During May and June the stags were in a state of reproductive quiescence, and the antlers were rapidly growing in velvet. Testosterone was barely detectable in testicular tissue, and the seminiferous tubules were regressed with small numbers of spermatogonia and primary spermatocytes but no spermatids or spermatozoa. The accessory organs were also fully regressed, the concentrations of fructose in the seminal vesicles and ampullae were minimal, and the epididymides were devoid of spermatozoa.
At the end of June, there was a slight increase in the testicular testosterone concentration, coincident with an increase in the number of spermatogonia in the seminiferous tubules. In July, as the testosterone continued to increase, spermatids appeared and the tubules began to enlarge. Histological changes were seen in the epithelia of the epididymides, ampullae, prostate and seminal vesicles, although organ weights and vesicular fructose concentration remained unchanged.

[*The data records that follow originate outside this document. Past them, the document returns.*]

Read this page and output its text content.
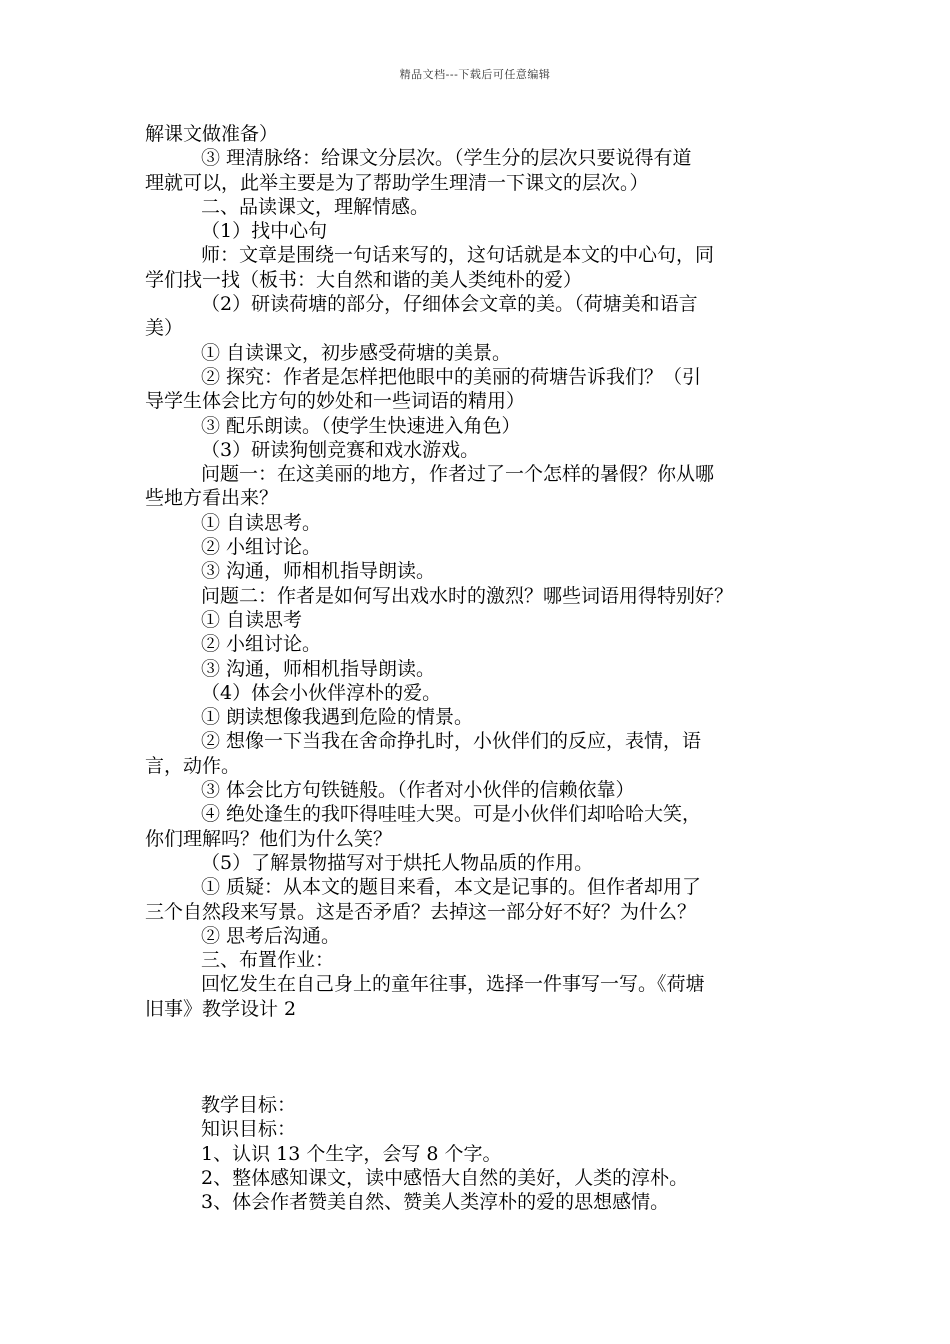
精品文档---下载后可任意编辑
解课文做准备）
③ 理清脉络：给课文分层次。（学生分的层次只要说得有道
理就可以，此举主要是为了帮助学生理清一下课文的层次。）
二、品读课文，理解情感。
（1）找中心句
师：文章是围绕一句话来写的，这句话就是本文的中心句，同
学们找一找（板书：大自然和谐的美人类纯朴的爱）
（2）研读荷塘的部分，仔细体会文章的美。（荷塘美和语言
美）
① 自读课文，初步感受荷塘的美景。
② 探究：作者是怎样把他眼中的美丽的荷塘告诉我们？（引
导学生体会比方句的妙处和一些词语的精用）
③ 配乐朗读。（使学生快速进入角色）
（3）研读狗刨竞赛和戏水游戏。
问题一：在这美丽的地方，作者过了一个怎样的暑假？你从哪
些地方看出来？
① 自读思考。
② 小组讨论。
③ 沟通，师相机指导朗读。
问题二：作者是如何写出戏水时的激烈？哪些词语用得特别好？
① 自读思考
② 小组讨论。
③ 沟通，师相机指导朗读。
（4）体会小伙伴淳朴的爱。
① 朗读想像我遇到危险的情景。
② 想像一下当我在舍命挣扎时，小伙伴们的反应，表情，语
言，动作。
③ 体会比方句铁链般。（作者对小伙伴的信赖依靠）
④ 绝处逢生的我吓得哇哇大哭。可是小伙伴们却哈哈大笑，
你们理解吗？他们为什么笑？
（5）了解景物描写对于烘托人物品质的作用。
① 质疑：从本文的题目来看，本文是记事的。但作者却用了
三个自然段来写景。这是否矛盾？去掉这一部分好不好？为什么？
② 思考后沟通。
三、布置作业：
回忆发生在自己身上的童年往事，选择一件事写一写。《荷塘
旧事》教学设计 2
教学目标：
知识目标：
1、认识 13 个生字，会写 8 个字。
2、整体感知课文，读中感悟大自然的美好，人类的淳朴。
3、体会作者赞美自然、赞美人类淳朴的爱的思想感情。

In August, there was a marked increase in testicular testosterone, spermatogenesis was now complete and the tubules reached their maximum diameter. The accessory organs had increased in weight considerably, and the vesicular fructose concentrations were also elevated. The antlers were transformed from velvet to hard horn, and the neck girth had started to expand.
The stags showed rutting behaviour from mid-September to the end of October, when their testicular testosterone concentrations were 1000 times the resting level. All the accessory organs reached their maximal stage of development and the fructose concentrations were highest. The neck girth was maximal, the voice changed to a deep-throated roar, and the urine developed a characteristic rutting odour.
By November, when rutting activity had almost ceased, the testicular testosterone concentrations had declined, the seminiferous tubules had shrunk, and spermatogenesis was much reduced. The accessory organs had also regressed. During the winter and spring, androgenic and spermatogenic activity of the testis became progressively more reduced, while the epididymis remained packed with spermatozoa. In April, the testicular testosterone concentration reached very low levels, spermatogenesis degenerated still further with no division stages maturing beyond primary spermatocytes; the accessory organs became completely involuted, and the antlers were cast.
Even during the period of reproductive quiescence, it is probable that the testis was still secreting some testosterone; the castrated stags grew abnormal antlers, and their accessory organs were more involuted than those of any of the intact stags.
This annual cycle of reproductive activity in the stag was considered to be controlled principally by daylight length, and was associated with changes in the pituitary gland, the adrenal, and the thyroid. There were also pronounced changes in body weight which were a direct consequence of rutting behaviour.